Updated: November 22, 2024

When software development — in the way it used to function up until the aughts — hit the wall, DevOps emerged to revolutionize the landscape. The rise of machine learning brought with it a new set of challenges, mirroring those faced by traditional software development — and that’s how MLOps came into the picture. 

Contrary to the common opinion, MLOps vs DevOps is not a study in the juxtaposition. MLOps is a natural evolution of DevOps principles and practices applied to the unique realm of machine learning. That’s why in this article, we dive into the comparison of DevOps vs MLOps with a single agenda of highlighting how MLOps can support your machine learning initiatives.

What is MLOps? Looking at the concept through the DevOps lenses

MLOps, short for machine learning operations, builds upon the foundational principles of DevOps, sharing the same goal of automating processes. But instead of optimizing software development and delivery pipeline, as DevOps does, MLOps extends beyond deploying code. It strives to automate and standardize processes across the entire ML lifecycle, allowing organizations to operationalize AI at scale. 

How MLOps works

From data pipelines to model training and infrastructure management, MLOps tools align ML application development (Dev) with ML system deployment and operations (Ops), maximizing the value of your machine learning investments. 

Note: In the trio of AIOps vs MLOps vs DevOps, AIOps and MLOps also have different priorities. While MLOps is an extension of DevOps tailored to the machine learning domain, AIOps leverages AI and ML to automate IT operations.

DevOps walked so MLOps can run. How MLOps wins adopters’ minds

According to McKinsey, adopters of comprehensive MLOps practices shelve 30 percent fewer models and squeeze 60% more value out of their AI initiatives. These figures come off as hardly surprising, considering DevOps-inspired improvements machine learning operations usher into the AI development workflows. 

Automation and continuous processes

A hands-free approach to managing the software development life cycle is the bedrock of DevOps, powered by the implementation of automation tools that minimize human effort. Software development and operations also hinge on iterative, ongoing activities — including continuous integration (CI), continuous delivery (CD), and continuous deployment — aimed at accelerating software delivery without reducing reliability. 

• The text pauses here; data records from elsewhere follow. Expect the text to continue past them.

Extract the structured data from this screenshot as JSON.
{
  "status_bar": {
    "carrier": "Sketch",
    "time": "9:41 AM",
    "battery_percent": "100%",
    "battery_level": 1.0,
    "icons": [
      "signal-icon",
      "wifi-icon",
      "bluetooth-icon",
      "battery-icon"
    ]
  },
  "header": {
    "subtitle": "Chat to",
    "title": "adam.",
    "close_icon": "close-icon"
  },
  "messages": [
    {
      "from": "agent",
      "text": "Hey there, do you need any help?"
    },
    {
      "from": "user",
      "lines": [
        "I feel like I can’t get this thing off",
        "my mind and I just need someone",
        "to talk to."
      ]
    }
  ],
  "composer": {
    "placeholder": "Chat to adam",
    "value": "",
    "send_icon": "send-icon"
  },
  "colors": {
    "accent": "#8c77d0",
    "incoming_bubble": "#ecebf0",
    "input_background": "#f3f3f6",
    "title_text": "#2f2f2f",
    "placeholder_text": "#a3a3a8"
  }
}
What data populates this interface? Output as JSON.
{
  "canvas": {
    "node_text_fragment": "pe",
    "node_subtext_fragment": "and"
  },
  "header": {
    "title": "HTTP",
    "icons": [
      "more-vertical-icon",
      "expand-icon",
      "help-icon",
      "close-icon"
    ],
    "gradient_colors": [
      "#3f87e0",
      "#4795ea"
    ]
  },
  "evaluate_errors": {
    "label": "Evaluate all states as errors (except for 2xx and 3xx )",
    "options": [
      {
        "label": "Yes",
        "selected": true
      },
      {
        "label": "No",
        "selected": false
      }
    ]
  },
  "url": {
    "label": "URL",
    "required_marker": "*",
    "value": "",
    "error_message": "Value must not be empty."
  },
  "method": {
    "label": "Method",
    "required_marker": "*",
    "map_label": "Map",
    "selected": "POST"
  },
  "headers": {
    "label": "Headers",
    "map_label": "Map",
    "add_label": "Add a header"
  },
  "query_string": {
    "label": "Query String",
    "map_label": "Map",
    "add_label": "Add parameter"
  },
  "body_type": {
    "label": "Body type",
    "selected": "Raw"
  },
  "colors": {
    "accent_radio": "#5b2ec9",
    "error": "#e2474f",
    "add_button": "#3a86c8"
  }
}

MLOps takes these principles up a notch, laying them over the entire ML lifecycle. For example, automated model training kicks into action right after model training code updates or data changes, while automated testing allows AI teams to flag issues early in development and stop them in their tracks. Just like DevOps, MLOps adheres to an iterative approach where models are constantly monitored, evaluated, and refined through continuous integration, continuous delivery, continuous training, and continuous monitoring.

Version control systems and configuration management

Effective versioning of code and configuration changes are among other tenets that carry DevOps and enable development teams to collaborate effectively, perform experiment tracking, and manage code. 

In the same vein, MLOps applies version control to datasets, model code, and configurations, ensuring reproducibility, auditability, and consistency across artificial intelligence development flows.

Automated monitoring and feedback loops

DevOps is all about keeping a pulse on applications in production in case any issues come up, plus continuous monitoring helps track user interactions. 

In MLOps, continuous monitoring manifests in a slightly different way and applies mainly to model performance, data quality, and infrastructure health. Through feedback loops, AI and data science teams keep model performance in check and effortlessly spot issues like data drift, concept drift, or performance degradation.

Testing and validation

In DevOps, comprehensive testing and validation strategies revolve around automated testing, continuous integration, and continuous delivery (CI/CD) pipelines. This approach also entails a variety of testing scenarios, including unit testing, integration testing, performance testing, and other checks, integrated early in the development.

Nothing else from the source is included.